Dinero, deuda y disparates

Los tiempos electorales, como en el que estamos convocadas las elecciones catalanas del 14-F, sirven para que algunos políticos se disfracen del flautista de Hamelin, vomiten algunas propuestas imposibles y quieran llevarse los votos de los ciudadanos como si fueran estúpidos ratoncitos.

En el recorrido final de esta campaña electoral pandémica, sin mítines multitudinarios de clac aplaudidora, algo bueno van a tener estos tiempos, se ha soltado la boutade de que el BCE condone la deuda de los países que ha tomado y que figura debidamente consignada en su balance. La de España suma 384.845 millones de euros.

Que un representante de Podemos se una a la firma del manifiesto de un centenar de economistas que proponen borrar la deuda del balance de BCE no sorprende a nadie. Los de Pablo Iglesias viven políticamente oscilando entre la alucinación y el esperpento. Pero que la presidenta del PSOE que tiene bagaje político se incorpore a la tuna, es una extravagancia sin sentido.

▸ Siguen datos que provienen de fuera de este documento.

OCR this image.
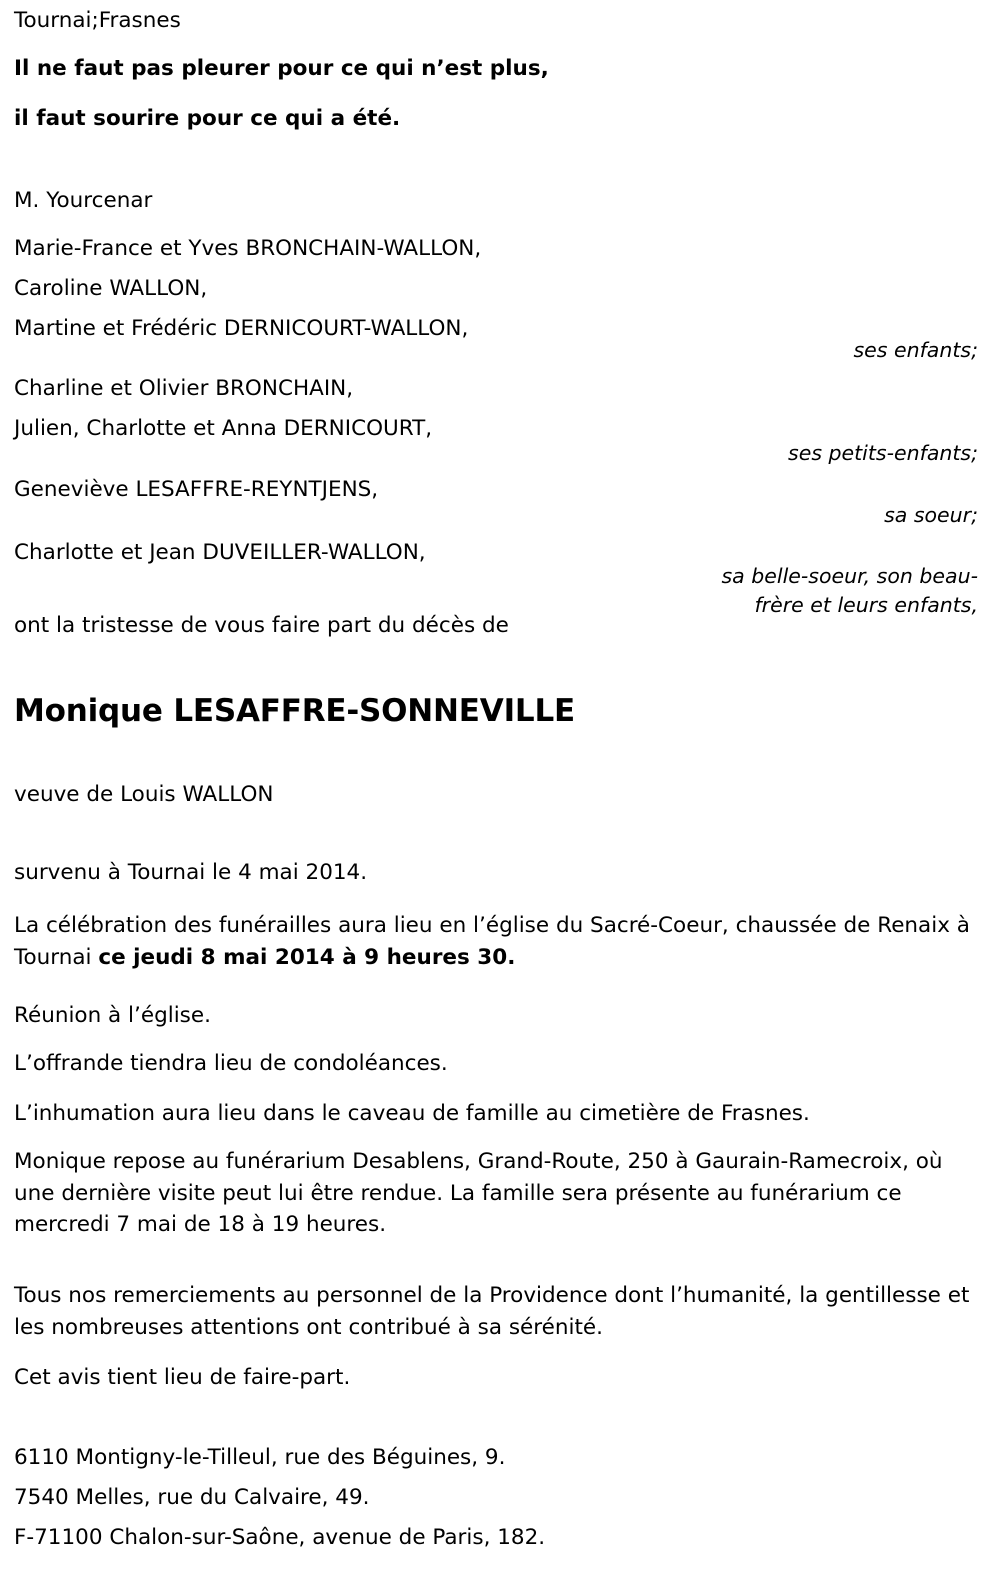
Tournai;Frasnes
Il ne faut pas pleurer pour ce qui n’est plus,
il faut sourire pour ce qui a été.
M. Yourcenar
Marie-France et Yves BRONCHAIN-WALLON,
Caroline WALLON,
Martine et Frédéric DERNICOURT-WALLON,
ses enfants;
Charline et Olivier BRONCHAIN,
Julien, Charlotte et Anna DERNICOURT,
ses petits-enfants;
Geneviève LESAFFRE-REYNTJENS,
sa soeur;
Charlotte et Jean DUVEILLER-WALLON,
sa belle-soeur, son beau-frère et leurs enfants,
ont la tristesse de vous faire part du décès de
Monique LESAFFRE-SONNEVILLE
veuve de Louis WALLON
survenu à Tournai le 4 mai 2014.
La célébration des funérailles aura lieu en l’église du Sacré-Coeur, chaussée de Renaix à Tournai ce jeudi 8 mai 2014 à 9 heures 30.
Réunion à l’église.
L’offrande tiendra lieu de condoléances.
L’inhumation aura lieu dans le caveau de famille au cimetière de Frasnes.
Monique repose au funérarium Desablens, Grand-Route, 250 à Gaurain-Ramecroix, où une dernière visite peut lui être rendue. La famille sera présente au funérarium ce mercredi 7 mai de 18 à 19 heures.
Tous nos remerciements au personnel de la Providence dont l’humanité, la gentillesse et les nombreuses attentions ont contribué à sa sérénité.
Cet avis tient lieu de faire-part.
6110 Montigny-le-Tilleul, rue des Béguines, 9.
7540 Melles, rue du Calvaire, 49.
F-71100 Chalon-sur-Saône, avenue de Paris, 182.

Este globo sonda ya se lo habíamos oído al presidente en funciones de la Generalidad de Cataluña, Pere Aragonés, reclamado la condonación de la deuda catalana que no es moco de pavo: 44.200 millones de euros que deberán devolver en los próximos cuatro años y con un monto total de 62.000 millones de euros.

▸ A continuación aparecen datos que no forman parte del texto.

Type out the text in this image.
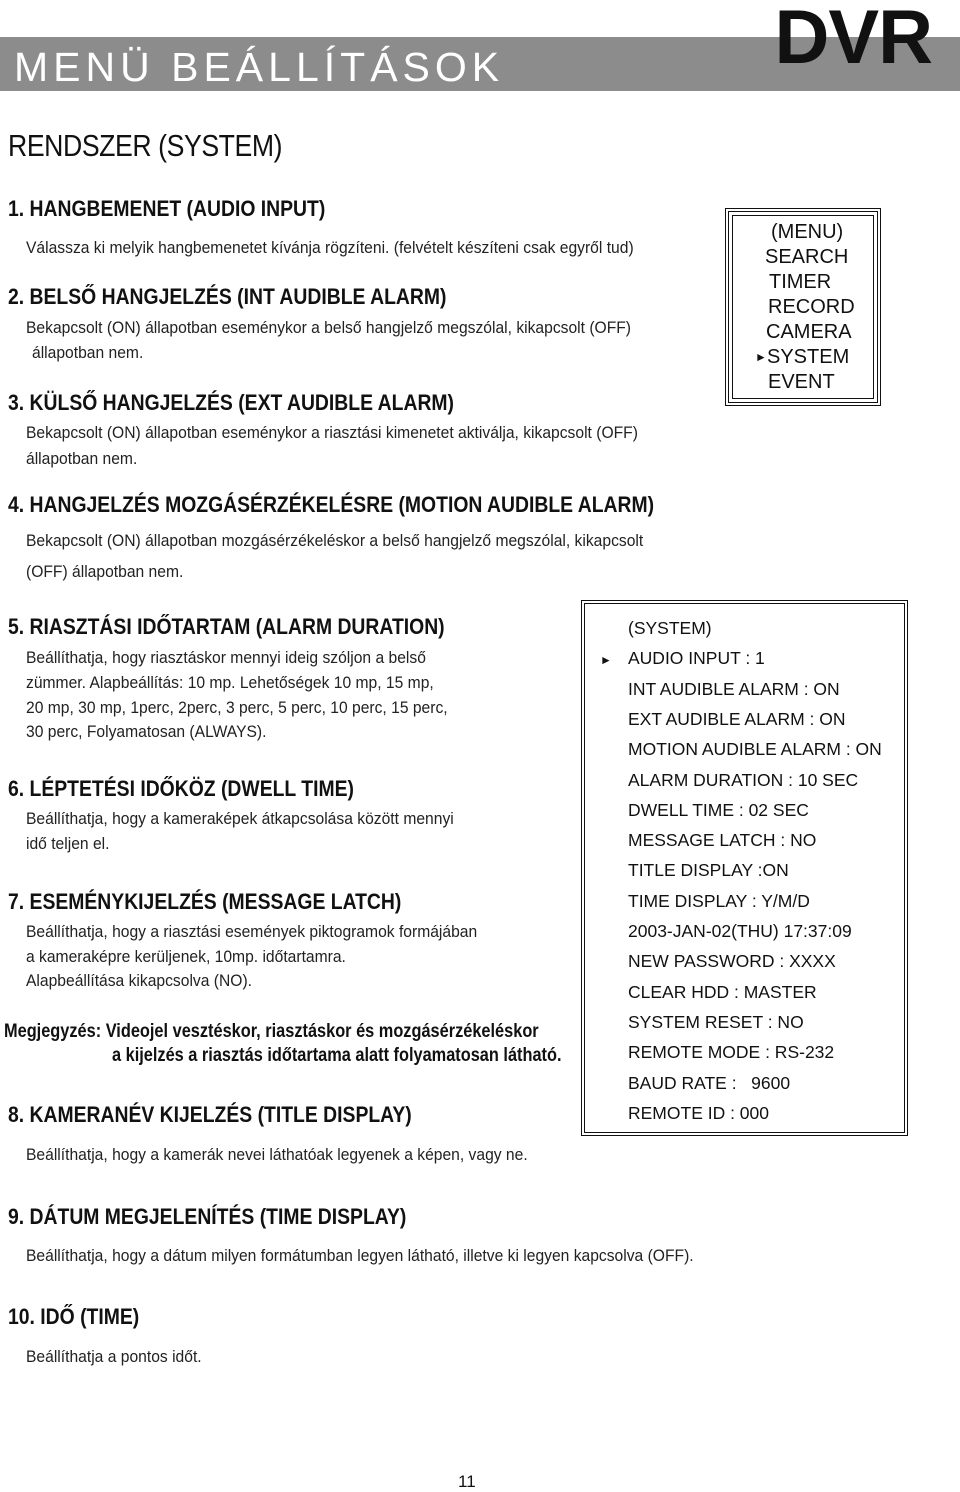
MENÜ BEÁLLÍTÁSOK	DVR
RENDSZER (SYSTEM)
1. HANGBEMENET (AUDIO INPUT)
Válassza ki melyik hangbemenetet kívánja rögzíteni. (felvételt készíteni csak egyről tud)
2. BELSŐ HANGJELZÉS (INT AUDIBLE ALARM)
Bekapcsolt (ON) állapotban eseménykor a belső hangjelző megszólal, kikapcsolt (OFF)
állapotban nem.
3. KÜLSŐ HANGJELZÉS (EXT AUDIBLE ALARM)
Bekapcsolt (ON) állapotban eseménykor a riasztási kimenetet aktiválja, kikapcsolt (OFF)
állapotban nem.
4. HANGJELZÉS MOZGÁSÉRZÉKELÉSRE (MOTION AUDIBLE ALARM)
Bekapcsolt (ON) állapotban mozgásérzékeléskor a belső hangjelző megszólal, kikapcsolt
(OFF) állapotban nem.
5. RIASZTÁSI IDŐTARTAM (ALARM DURATION)
Beállíthatja, hogy riasztáskor mennyi ideig szóljon a belső
zümmer. Alapbeállítás: 10 mp. Lehetőségek 10 mp, 15 mp,
20 mp, 30 mp, 1perc, 2perc, 3 perc, 5 perc, 10 perc, 15 perc,
30 perc, Folyamatosan (ALWAYS).
6. LÉPTETÉSI IDŐKÖZ (DWELL TIME)
Beállíthatja, hogy a kameraképek átkapcsolása között mennyi
idő teljen el.
7. ESEMÉNYKIJELZÉS (MESSAGE LATCH)
Beállíthatja, hogy a riasztási események piktogramok formájában
a kameraképre kerüljenek, 10mp. időtartamra.
Alapbeállítása kikapcsolva (NO).
Megjegyzés: Videojel vesztéskor, riasztáskor és mozgásérzékeléskor
a kijelzés a riasztás időtartama alatt folyamatosan látható.
8. KAMERANÉV KIJELZÉS (TITLE DISPLAY)
Beállíthatja, hogy a kamerák nevei láthatóak legyenek a képen, vagy ne.
9. DÁTUM MEGJELENÍTÉS (TIME DISPLAY)
Beállíthatja, hogy a dátum milyen formátumban legyen látható, illetve ki legyen kapcsolva (OFF).
10. IDŐ (TIME)
Beállíthatja a pontos időt.
(MENU)
SEARCH
TIMER
RECORD
CAMERA
► SYSTEM
EVENT
►
(SYSTEM)
AUDIO INPUT : 1
INT AUDIBLE ALARM : ON
EXT AUDIBLE ALARM : ON
MOTION AUDIBLE ALARM : ON
ALARM DURATION : 10 SEC
DWELL TIME : 02 SEC
MESSAGE LATCH : NO
TITLE DISPLAY :ON
TIME DISPLAY : Y/M/D
2003-JAN-02(THU) 17:37:09
NEW PASSWORD : XXXX
CLEAR HDD : MASTER
SYSTEM RESET : NO
REMOTE MODE : RS-232
BAUD RATE :   9600
REMOTE ID : 000
11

La Cataluña innovadora, trabajadora, europeísta y emprendedora lleva mas de 10 años en el ensimismamiento endogámico de una clase político que ha optado por la cleptocracia del 3% primero y por la radicalización secesionista después.

La respuesta desde el BCE y de los pocos ministros con formación y criterio ha sido inmediata: condonar la deuda es ilegal y afectaría muy negativamente a la economía y credibilidad de los inversores en España. La propuesta de “argentinizar” la economía está en el ADN de los populistas que nunca son capaces de resolver las situaciones que genera su ignorancia temeraria.

El ministro tecnócrata José Luis Escrivá de Seguridad Social ha propuesto una reforma de las pensiones que se traduce en tres medidas. Indexar las pensiones con devolución por los pensionistas del exceso percibido en los años que así resulte; creación de un fondo de pensiones público de gestión privada y reducir la deducción fiscal de las aportaciones a los planes de pensión privado.

José Luis Escrivá vive en el lado del Consejo de Ministros de los que piensan y no embisten, intentando no perder el equilibrio que ha creado Pedro Sánchez cogobernando con los podemitas -mix de populistas-comunistas del bar de la facultad, pero no se libra de ellos.

Políticamente imponer devoluciones a los pensionistas en caso de exceso en el pago generará una contestación no manejable y además necesita para gestionarse burocracia. Evidentemente la relación entre la pensión percibida y la cotización pagada está desequilibrada. Se percibe de mas un 28 por ciento según un estudio del Instituto de Actuarios publicado ya en 2019.Pero introducir un mecanismo de devolución en el futuro a cargo de los pensionistas te da todas las papeletas para convertirte en Nerón, viendo como arde la calle con la contestación de los jubilados.

Las otras dos medidas, reducir la deducción por aportación aplanes privados y crear el fondo público que aspira a sumar 300.000 millones, al que se quiere incentivar con la deducción fiscal suprimida, revelan la desconfianza estructural de algunos socialistas con la iniciativa privada, ahora estimulada por el aliento populista que soportan de sus aliados.

Incentivar las aportaciones a los fondos de pensiones fiscalmente, tanto a las empresas como a los particulares; la compatibilidad de la continuidad laboral con media jubilación; ampliar la edad de jubilación voluntariamente a funcionarios y trabajadores del sector privado, diga lo que diga el convenio aplicable y desvincular estructuralmente las pensiones del sistema de seguridad social, son un modelo alternativo que tiene éxito en Europa.

Y, sobre todo, impulsar el crecimiento económico sin miedo ni recelos a las empresas. Sin minar la seguridad jurídica y la reputación de nuestro país, como ha hecho Rasputín Iglesias poniendo en duda la plenitud democrática y la legalidad en España. Un no ejerciente vicepresidente de Asuntos sociales, que no ha movido un dedo ante la sangría de muertes en las residencias de mayores, pero hace de corifeo del ministro de exteriores ruso.